There was a moment in our interviews with the women that I realized that I was actually listening to them speak without knowing more than two words in their language.  It was almost like I tried to feel the words they were saying.  I was watching the tracking of their eyes.  I was noticing the movement of their bodies.  I was riding the waves of their voices, as they got louder or softer, as they sped up or slow down. 

On the way back to the ashram, I listened to some music and soaked in the landscape.  I had another realization: the millions of little things that were going on in front of me didn’t overwhelm me.  The buildings seemed to rise and fall like little hills and the people flowed around me like I was a stone in a river.

Molly and I talked about the experience of the drive back and talking with the women and we both realized that we were engaging in the collective mind that Ankur, Nico’s friend from Stanford, talked about when he visited us at the ashram.  Ankur walked in the footsteps of Gandhi, who began the famous salt march in 1930 in protest of the British and traveled light and without food, depending on the kindness of strangers who he met along the way.  Ankur, who actually wrote a book about this experience, shared with our group some really interesting reflections. He found that one thing that helped him in his travels was seeing villages as collective entities and being aware of that when he entered each new location’s space.  Ankur went on to say that the conception of a collective mind and space can extend to your individual interactions as well.

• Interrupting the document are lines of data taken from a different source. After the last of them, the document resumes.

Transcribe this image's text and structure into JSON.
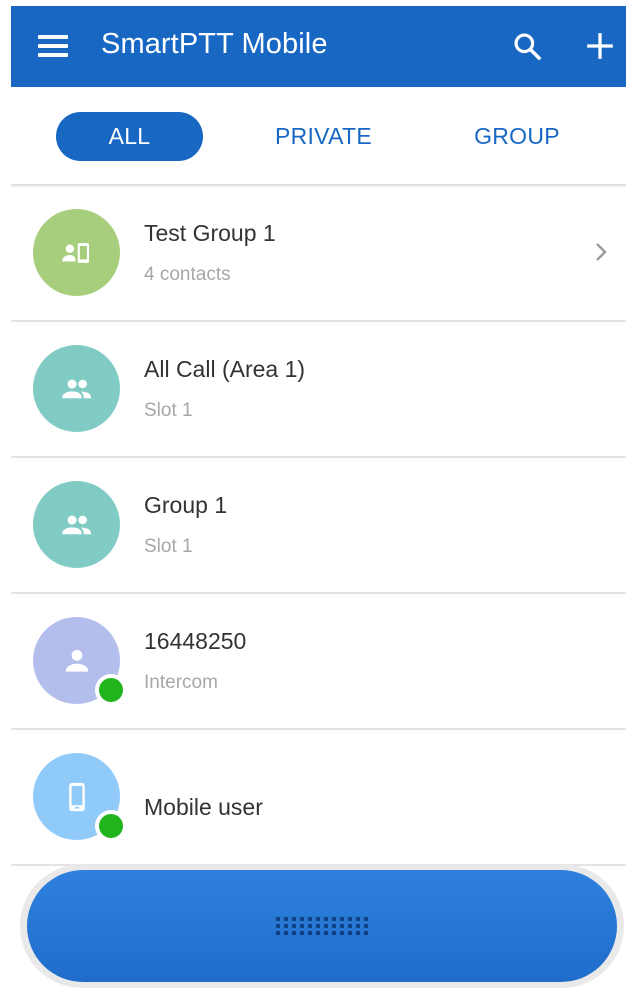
{
  "app": {
    "title": "SmartPTT Mobile",
    "accent_color": "#1767C3"
  },
  "toolbar": {
    "menu_icon": "hamburger-menu-icon",
    "search_icon": "search-icon",
    "add_icon": "plus-icon"
  },
  "tabs": [
    {
      "label": "ALL",
      "active": true
    },
    {
      "label": "PRIVATE",
      "active": false
    },
    {
      "label": "GROUP",
      "active": false
    }
  ],
  "contacts": [
    {
      "title": "Test Group 1",
      "subtitle": "4 contacts",
      "icon": "group-mixed-icon",
      "avatar_color": "#A6CE7C",
      "online": false,
      "has_chevron": true
    },
    {
      "title": "All Call (Area 1)",
      "subtitle": "Slot 1",
      "icon": "people-icon",
      "avatar_color": "#80CBC4",
      "online": false,
      "has_chevron": false
    },
    {
      "title": "Group 1",
      "subtitle": "Slot 1",
      "icon": "people-icon",
      "avatar_color": "#80CBC4",
      "online": false,
      "has_chevron": false
    },
    {
      "title": "16448250",
      "subtitle": "Intercom",
      "icon": "person-icon",
      "avatar_color": "#B4BEEC",
      "online": true,
      "has_chevron": false
    },
    {
      "title": "Mobile user",
      "subtitle": "",
      "icon": "mobile-phone-icon",
      "avatar_color": "#90CAF9",
      "online": true,
      "has_chevron": false
    }
  ],
  "status_colors": {
    "online": "#22B51E"
  },
  "ptt_button": {
    "icon": "grip-dots-icon"
  }
}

 With the women, I think I was just trying to enter their emotional headspace.  To some degree, I think I succeeded.  On the drive back, rather than fighting all the distractions that Wardha had to offer, I just peacefully swam through them and became part of the collective experience.

I’m not quite sure what the implications are, but I think it could change the way I listen to people.  I tend to speak up a lot, but something about the experience has made me want to listen more.  There’s some wise saying about the balance between listening and speaking, but maybe I just didn’t listen the first time I heard it.  I mean really listen.